A variant over the one suggested by omri-saadon, is to use inspect.getframeinfo which lists the code_context.

import inspect

def debug(*args):

    try:  # find code_context

        # First try to use currentframe() (maybe not available all implementations)
        frame = inspect.currentframe()
        if frame:
            # Found a frame, so get the info, and strip space from the code_context
            code_context = inspect.getframeinfo(frame.f_back).code_context[0].strip()
        else:

            # No frame, so use stack one level above us, and strip space around
            # the 4th element, code_context
            code_context = inspect.stack()[1][4][0].strip()

    finally:
         # Deterministic free references to the frame, to be on the safe side
         del frame

    print('Code context: {}'.format(code_context))
    print('Actual arguments: {}'.format(args))

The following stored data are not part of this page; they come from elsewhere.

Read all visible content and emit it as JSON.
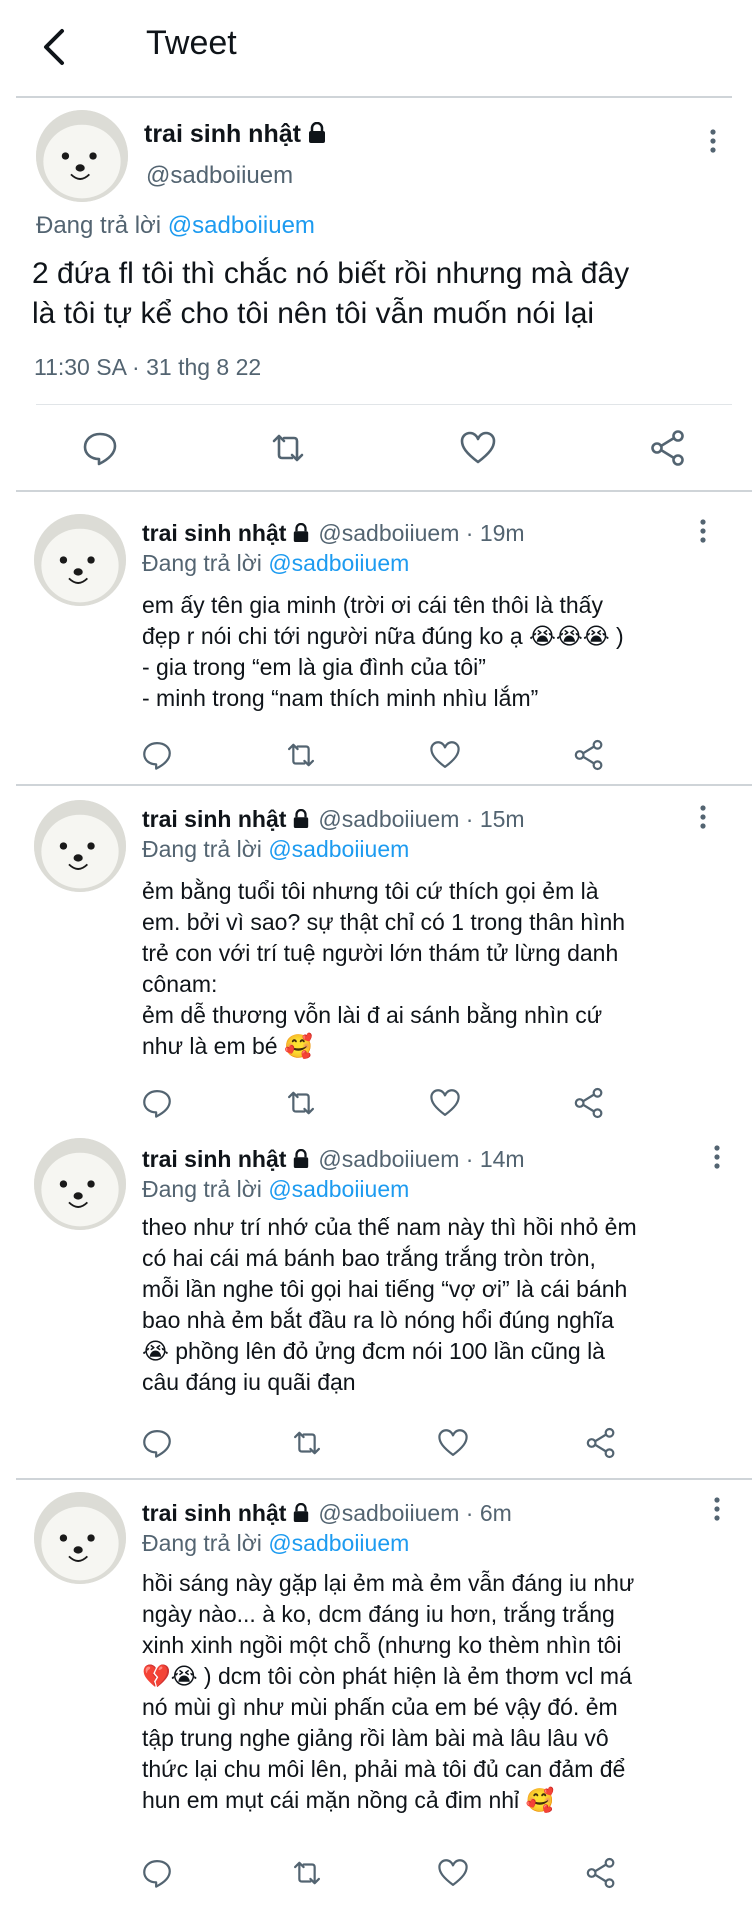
{
  "header": {
    "title": "Tweet"
  },
  "main_tweet": {
    "name": "trai sinh nhật",
    "handle": "@sadboiiuem",
    "reply_prefix": "Đang trả lời",
    "reply_to": "@sadboiiuem",
    "text": "2 đứa fl tôi thì chắc nó biết rồi nhưng mà đây\nlà tôi tự kể cho tôi nên tôi vẫn muốn nói lại",
    "timestamp": "11:30 SA · 31 thg 8 22"
  },
  "replies": [
    {
      "name": "trai sinh nhật",
      "handle_meta": "@sadboiiuem · 19m",
      "reply_prefix": "Đang trả lời",
      "reply_to": "@sadboiiuem",
      "text": "em ấy tên gia minh (trời ơi cái tên thôi là thấy\nđẹp r nói chi tới người nữa đúng ko ạ 😭😭😭 )\n- gia trong “em là gia đình của tôi”\n- minh trong “nam thích minh nhìu lắm”"
    },
    {
      "name": "trai sinh nhật",
      "handle_meta": "@sadboiiuem · 15m",
      "reply_prefix": "Đang trả lời",
      "reply_to": "@sadboiiuem",
      "text": "ẻm bằng tuổi tôi nhưng tôi cứ thích gọi ẻm là\nem. bởi vì sao? sự thật chỉ có 1 trong thân hình\ntrẻ con với trí tuệ người lớn thám tử lừng danh\ncônam:\nẻm dễ thương vỗn lài đ ai sánh bằng nhìn cứ\nnhư là em bé 🥰"
    },
    {
      "name": "trai sinh nhật",
      "handle_meta": "@sadboiiuem · 14m",
      "reply_prefix": "Đang trả lời",
      "reply_to": "@sadboiiuem",
      "text": "theo như trí nhớ của thế nam này thì hồi nhỏ ẻm\ncó hai cái má bánh bao trắng trắng tròn tròn,\nmỗi lần nghe tôi gọi hai tiếng “vợ ơi” là cái bánh\nbao nhà ẻm bắt đầu ra lò nóng hổi đúng nghĩa\n😭 phồng lên đỏ ửng đcm nói 100 lần cũng là\ncâu đáng iu quãi đạn"
    },
    {
      "name": "trai sinh nhật",
      "handle_meta": "@sadboiiuem · 6m",
      "reply_prefix": "Đang trả lời",
      "reply_to": "@sadboiiuem",
      "text": "hồi sáng này gặp lại ẻm mà ẻm vẫn đáng iu như\nngày nào... à ko, dcm đáng iu hơn, trắng trắng\nxinh xinh ngồi một chỗ (nhưng ko thèm nhìn tôi\n💔😭 ) dcm tôi còn phát hiện là ẻm thơm vcl má\nnó mùi gì như mùi phấn của em bé vậy đó. ẻm\ntập trung nghe giảng rồi làm bài mà lâu lâu vô\nthức lại chu môi lên, phải mà tôi đủ can đảm để\nhun em mụt cái mặn nồng cả đim nhỉ 🥰"
    }
  ],
  "colors": {
    "text": "#0f1419",
    "secondary": "#536471",
    "link": "#1d9bf0",
    "divider": "#cfd4d8"
  }
}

## Test code to have something to output #########
def my_seventh():
   return 7

a = 0.2
b = 1.2
c = a + 1
my_eight = my_seventh

debug(a, b, c, b+2)
debug([4.1, 4.2], (5.1, 5.2), {6.1: 6.2}, my_seventh, my_eight, my_eight())

my_list = [1, 2, 3, 4, 5]

def first_level():
    def second_level():
         debug(my_list[:2],
               my_list[3:])

    second_level()

first_level()

Output when running this code is:

Code context: debug(a, b, c, b+2)
Actual arguments: (0.2, 1.2, 1.2, 3.2)
Code context: debug([4.1, 4.2], (5.1, 5.2), {6.1: 6.2}, my_seventh, my_eight, my_eight())
Actual arguments: ([4.1, 4.2], (5.1, 5.2), {6.1: 6.2}, <function my_seventh at 0x102294488>, <function my_seventh at 0x102294488>, 7)
Code context: my_list[3:])
Actual arguments: ([1, 2], [4, 5])

In other words, using the inspect options to get the frameinfo will give you the source line (or last line thereof) which triggered your function call. However if the actual call is split over multiple lines, only the last line is given as code context. And so far I've not found a way to connect the named variables in the code context to the actual arguments.